111. Doña N.

Una mañana, entre los espacios por donde suben ruidos del primer al segundo piso, llegó la voz de doña N. Resaltó inmediatamente su amplio vocabulario, palabras llamativas, no numerosas, pero sí bien combinadas para referir la vida, tanto de alegrías como tristezas, tal como entona en cualquier momento, cuando habla a sus gatos o a sus adultos hijos.

Tal vez por la mala educación de los inquilinos que se marchaban, aquella mañana me llenó de curiosidad y entusiasmo que la vecina recién llegada fuera lectora. Y pues hoy en día, ella sí se ha leído todas las novelas románticas de mi biblioteca, pero eso nada es, en comparación al resto de buenas costumbres en N.

A ella la conocí mucho después de acostumbrarme a ver la ventana de su alcoba abierta de par en par, infaliblemente, de siete de la mañana a seis de la tarde.

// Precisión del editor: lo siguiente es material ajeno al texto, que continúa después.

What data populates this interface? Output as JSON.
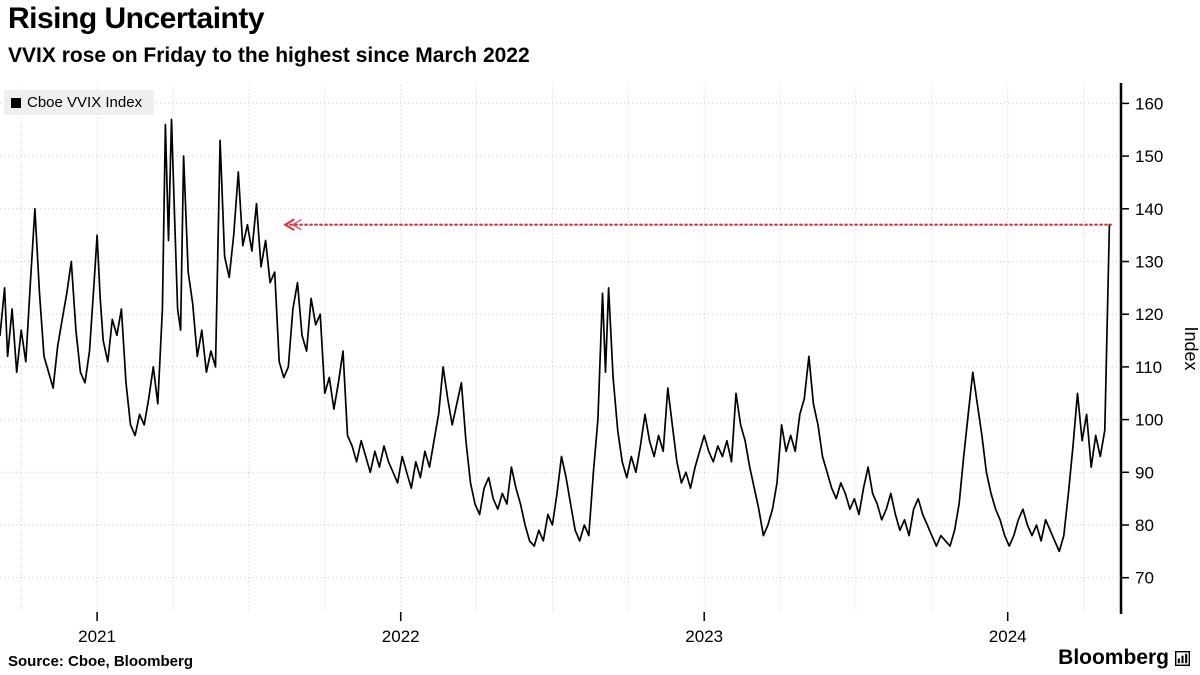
{
  "chart_data": {
    "type": "line",
    "title": "Rising Uncertainty",
    "subtitle": "VVIX rose on Friday to the highest since March 2022",
    "ylabel": "Index",
    "xlabel": "",
    "xlim": [
      2020.68,
      2024.37
    ],
    "ylim": [
      63.5,
      163.5
    ],
    "y_ticks": [
      70,
      80,
      90,
      100,
      110,
      120,
      130,
      140,
      150,
      160
    ],
    "x_ticks": [
      {
        "value": 2021,
        "label": "2021"
      },
      {
        "value": 2022,
        "label": "2022"
      },
      {
        "value": 2023,
        "label": "2023"
      },
      {
        "value": 2024,
        "label": "2024"
      }
    ],
    "grid": "dotted, horizontal every 10, vertical quarterly",
    "legend_position": "top-left",
    "annotation": {
      "type": "dotted-horizontal-arrow-line",
      "value": 137,
      "x_start": 2021.62,
      "x_end": 2024.34,
      "color": "#dd2e3f"
    },
    "series": [
      {
        "name": "Cboe VVIX Index",
        "color": "#000000",
        "points": [
          [
            2020.68,
            116
          ],
          [
            2020.695,
            125
          ],
          [
            2020.705,
            112
          ],
          [
            2020.72,
            121
          ],
          [
            2020.735,
            109
          ],
          [
            2020.75,
            117
          ],
          [
            2020.765,
            111
          ],
          [
            2020.78,
            126
          ],
          [
            2020.795,
            140
          ],
          [
            2020.81,
            124
          ],
          [
            2020.825,
            112
          ],
          [
            2020.84,
            109
          ],
          [
            2020.855,
            106
          ],
          [
            2020.87,
            114
          ],
          [
            2020.885,
            119
          ],
          [
            2020.9,
            124
          ],
          [
            2020.915,
            130
          ],
          [
            2020.93,
            117
          ],
          [
            2020.945,
            109
          ],
          [
            2020.96,
            107
          ],
          [
            2020.975,
            113
          ],
          [
            2020.99,
            126
          ],
          [
            2021.0,
            135
          ],
          [
            2021.01,
            123
          ],
          [
            2021.02,
            115
          ],
          [
            2021.035,
            111
          ],
          [
            2021.05,
            119
          ],
          [
            2021.065,
            116
          ],
          [
            2021.08,
            121
          ],
          [
            2021.095,
            107
          ],
          [
            2021.11,
            99
          ],
          [
            2021.125,
            97
          ],
          [
            2021.14,
            101
          ],
          [
            2021.155,
            99
          ],
          [
            2021.17,
            104
          ],
          [
            2021.185,
            110
          ],
          [
            2021.2,
            103
          ],
          [
            2021.215,
            121
          ],
          [
            2021.225,
            156
          ],
          [
            2021.235,
            134
          ],
          [
            2021.245,
            157
          ],
          [
            2021.255,
            139
          ],
          [
            2021.265,
            121
          ],
          [
            2021.275,
            117
          ],
          [
            2021.285,
            150
          ],
          [
            2021.3,
            128
          ],
          [
            2021.315,
            122
          ],
          [
            2021.33,
            112
          ],
          [
            2021.345,
            117
          ],
          [
            2021.36,
            109
          ],
          [
            2021.375,
            113
          ],
          [
            2021.39,
            110
          ],
          [
            2021.405,
            153
          ],
          [
            2021.42,
            131
          ],
          [
            2021.435,
            127
          ],
          [
            2021.45,
            135
          ],
          [
            2021.465,
            147
          ],
          [
            2021.48,
            133
          ],
          [
            2021.495,
            137
          ],
          [
            2021.51,
            132
          ],
          [
            2021.525,
            141
          ],
          [
            2021.54,
            129
          ],
          [
            2021.555,
            134
          ],
          [
            2021.57,
            126
          ],
          [
            2021.585,
            128
          ],
          [
            2021.6,
            111
          ],
          [
            2021.615,
            108
          ],
          [
            2021.63,
            110
          ],
          [
            2021.645,
            121
          ],
          [
            2021.66,
            126
          ],
          [
            2021.675,
            116
          ],
          [
            2021.69,
            113
          ],
          [
            2021.705,
            123
          ],
          [
            2021.72,
            118
          ],
          [
            2021.735,
            120
          ],
          [
            2021.75,
            105
          ],
          [
            2021.765,
            108
          ],
          [
            2021.78,
            102
          ],
          [
            2021.795,
            107
          ],
          [
            2021.81,
            113
          ],
          [
            2021.825,
            97
          ],
          [
            2021.84,
            95
          ],
          [
            2021.855,
            92
          ],
          [
            2021.87,
            96
          ],
          [
            2021.885,
            93
          ],
          [
            2021.9,
            90
          ],
          [
            2021.915,
            94
          ],
          [
            2021.93,
            91
          ],
          [
            2021.945,
            95
          ],
          [
            2021.96,
            92
          ],
          [
            2021.975,
            90
          ],
          [
            2021.99,
            88
          ],
          [
            2022.005,
            93
          ],
          [
            2022.02,
            90
          ],
          [
            2022.035,
            87
          ],
          [
            2022.05,
            92
          ],
          [
            2022.065,
            89
          ],
          [
            2022.08,
            94
          ],
          [
            2022.095,
            91
          ],
          [
            2022.11,
            96
          ],
          [
            2022.125,
            101
          ],
          [
            2022.14,
            110
          ],
          [
            2022.155,
            104
          ],
          [
            2022.17,
            99
          ],
          [
            2022.185,
            103
          ],
          [
            2022.2,
            107
          ],
          [
            2022.215,
            96
          ],
          [
            2022.23,
            88
          ],
          [
            2022.245,
            84
          ],
          [
            2022.26,
            82
          ],
          [
            2022.275,
            87
          ],
          [
            2022.29,
            89
          ],
          [
            2022.305,
            85
          ],
          [
            2022.32,
            83
          ],
          [
            2022.335,
            86
          ],
          [
            2022.35,
            84
          ],
          [
            2022.365,
            91
          ],
          [
            2022.38,
            87
          ],
          [
            2022.395,
            84
          ],
          [
            2022.41,
            80
          ],
          [
            2022.425,
            77
          ],
          [
            2022.44,
            76
          ],
          [
            2022.455,
            79
          ],
          [
            2022.47,
            77
          ],
          [
            2022.485,
            82
          ],
          [
            2022.5,
            80
          ],
          [
            2022.515,
            86
          ],
          [
            2022.53,
            93
          ],
          [
            2022.545,
            89
          ],
          [
            2022.56,
            84
          ],
          [
            2022.575,
            79
          ],
          [
            2022.59,
            77
          ],
          [
            2022.605,
            80
          ],
          [
            2022.62,
            78
          ],
          [
            2022.635,
            90
          ],
          [
            2022.65,
            100
          ],
          [
            2022.665,
            124
          ],
          [
            2022.675,
            109
          ],
          [
            2022.685,
            125
          ],
          [
            2022.7,
            108
          ],
          [
            2022.715,
            98
          ],
          [
            2022.73,
            92
          ],
          [
            2022.745,
            89
          ],
          [
            2022.76,
            93
          ],
          [
            2022.775,
            90
          ],
          [
            2022.79,
            95
          ],
          [
            2022.805,
            101
          ],
          [
            2022.82,
            96
          ],
          [
            2022.835,
            93
          ],
          [
            2022.85,
            97
          ],
          [
            2022.865,
            94
          ],
          [
            2022.88,
            106
          ],
          [
            2022.895,
            99
          ],
          [
            2022.91,
            92
          ],
          [
            2022.925,
            88
          ],
          [
            2022.94,
            90
          ],
          [
            2022.955,
            87
          ],
          [
            2022.97,
            91
          ],
          [
            2022.985,
            94
          ],
          [
            2023.0,
            97
          ],
          [
            2023.015,
            94
          ],
          [
            2023.03,
            92
          ],
          [
            2023.045,
            95
          ],
          [
            2023.06,
            93
          ],
          [
            2023.075,
            96
          ],
          [
            2023.09,
            92
          ],
          [
            2023.105,
            105
          ],
          [
            2023.12,
            99
          ],
          [
            2023.135,
            96
          ],
          [
            2023.15,
            91
          ],
          [
            2023.165,
            87
          ],
          [
            2023.18,
            83
          ],
          [
            2023.195,
            78
          ],
          [
            2023.21,
            80
          ],
          [
            2023.225,
            83
          ],
          [
            2023.24,
            88
          ],
          [
            2023.255,
            99
          ],
          [
            2023.27,
            94
          ],
          [
            2023.285,
            97
          ],
          [
            2023.3,
            94
          ],
          [
            2023.315,
            101
          ],
          [
            2023.33,
            104
          ],
          [
            2023.345,
            112
          ],
          [
            2023.36,
            103
          ],
          [
            2023.375,
            99
          ],
          [
            2023.39,
            93
          ],
          [
            2023.405,
            90
          ],
          [
            2023.42,
            87
          ],
          [
            2023.435,
            85
          ],
          [
            2023.45,
            88
          ],
          [
            2023.465,
            86
          ],
          [
            2023.48,
            83
          ],
          [
            2023.495,
            85
          ],
          [
            2023.51,
            82
          ],
          [
            2023.525,
            87
          ],
          [
            2023.54,
            91
          ],
          [
            2023.555,
            86
          ],
          [
            2023.57,
            84
          ],
          [
            2023.585,
            81
          ],
          [
            2023.6,
            83
          ],
          [
            2023.615,
            86
          ],
          [
            2023.63,
            82
          ],
          [
            2023.645,
            79
          ],
          [
            2023.66,
            81
          ],
          [
            2023.675,
            78
          ],
          [
            2023.69,
            83
          ],
          [
            2023.705,
            85
          ],
          [
            2023.72,
            82
          ],
          [
            2023.735,
            80
          ],
          [
            2023.75,
            78
          ],
          [
            2023.765,
            76
          ],
          [
            2023.78,
            78
          ],
          [
            2023.795,
            77
          ],
          [
            2023.81,
            76
          ],
          [
            2023.825,
            79
          ],
          [
            2023.84,
            84
          ],
          [
            2023.855,
            93
          ],
          [
            2023.87,
            101
          ],
          [
            2023.885,
            109
          ],
          [
            2023.9,
            103
          ],
          [
            2023.915,
            97
          ],
          [
            2023.93,
            90
          ],
          [
            2023.945,
            86
          ],
          [
            2023.96,
            83
          ],
          [
            2023.975,
            81
          ],
          [
            2023.99,
            78
          ],
          [
            2024.005,
            76
          ],
          [
            2024.02,
            78
          ],
          [
            2024.035,
            81
          ],
          [
            2024.05,
            83
          ],
          [
            2024.065,
            80
          ],
          [
            2024.08,
            78
          ],
          [
            2024.095,
            80
          ],
          [
            2024.11,
            77
          ],
          [
            2024.125,
            81
          ],
          [
            2024.14,
            79
          ],
          [
            2024.155,
            77
          ],
          [
            2024.17,
            75
          ],
          [
            2024.185,
            78
          ],
          [
            2024.2,
            86
          ],
          [
            2024.215,
            95
          ],
          [
            2024.23,
            105
          ],
          [
            2024.245,
            96
          ],
          [
            2024.26,
            101
          ],
          [
            2024.275,
            91
          ],
          [
            2024.29,
            97
          ],
          [
            2024.305,
            93
          ],
          [
            2024.32,
            98
          ],
          [
            2024.335,
            137
          ]
        ]
      }
    ]
  },
  "footer": {
    "source": "Source: Cboe, Bloomberg",
    "brand": "Bloomberg"
  },
  "colors": {
    "series_line": "#000000",
    "annotation_red": "#dd2e3f",
    "grid": "#cbcbcb",
    "legend_background": "#efefef"
  }
}
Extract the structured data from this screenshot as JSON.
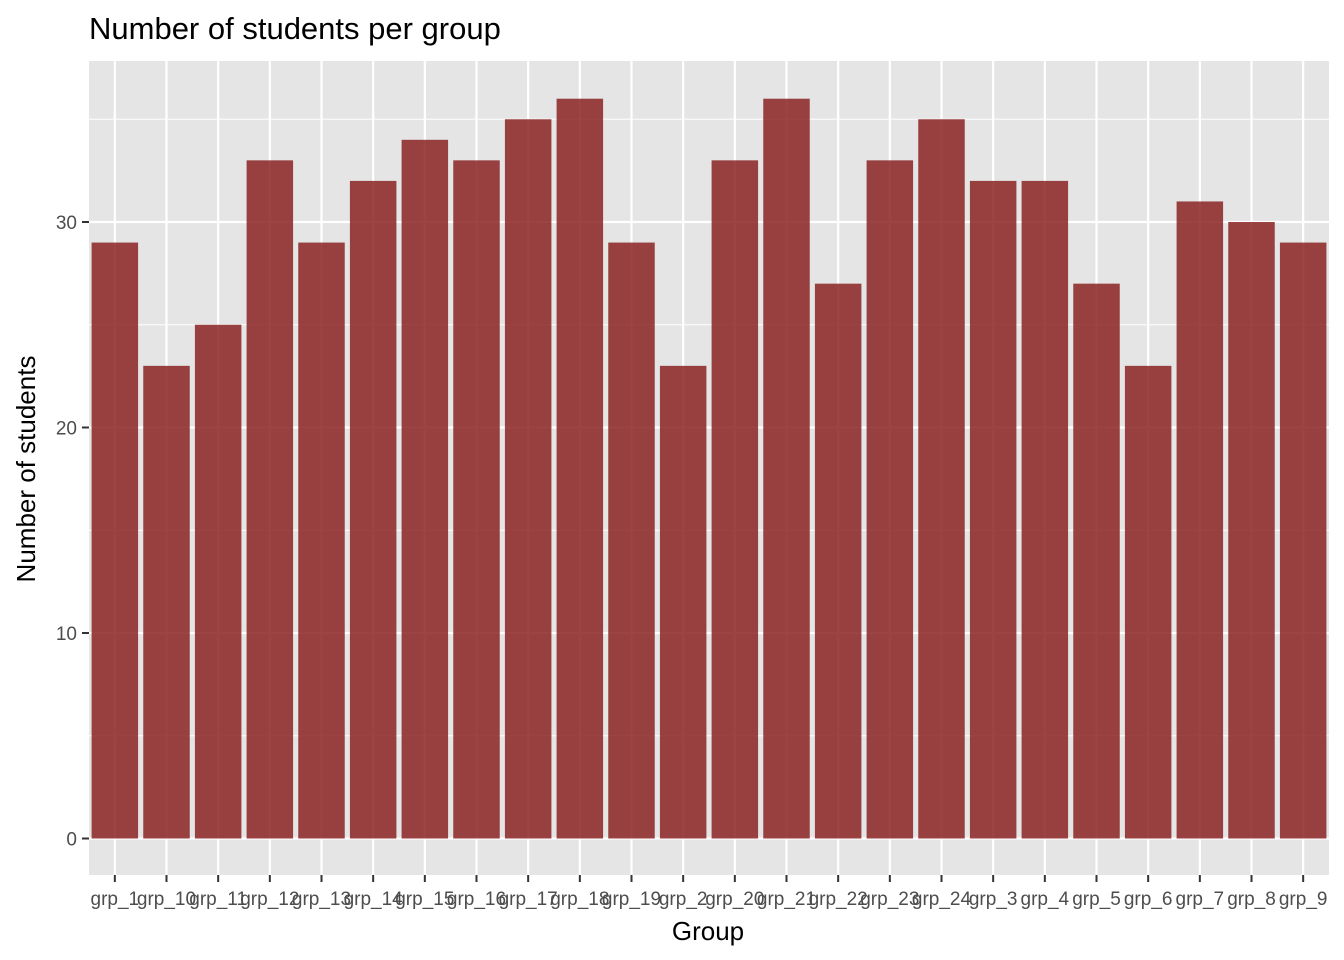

El tendido de la cama siempre templado, impecable, también la almohada llana, sin huecos ni pliegues. Ningún objeto o prenda mal puesto por ahí. Parece una alcoba de museo, de esas casas coloniales antioqueñas, con ventanas a las que asomarse y no evitar pensar que la tal intimidad del sujeto es un asunto que funciona más de excusa para vivir en un chiquero escondido, deplorable.

Poco después pude ponerle un físico a esa persona. Una mujer con apariencia más joven de la que imaginé. De estatura mediana, pero postura bien derecha. Lleva ella peinado y maquillaje siempre listo, con una mirada altiva, pese a un ojo un poco discordante del otro, con ángulo de más en movimiento. Pero este rasgo en ella no inspira otra cosa que respeto, tal vez por la complejidad de los asuntos que su mente tuvo por administrar en un momento, frente a los que su cuerpo no resistió intacto.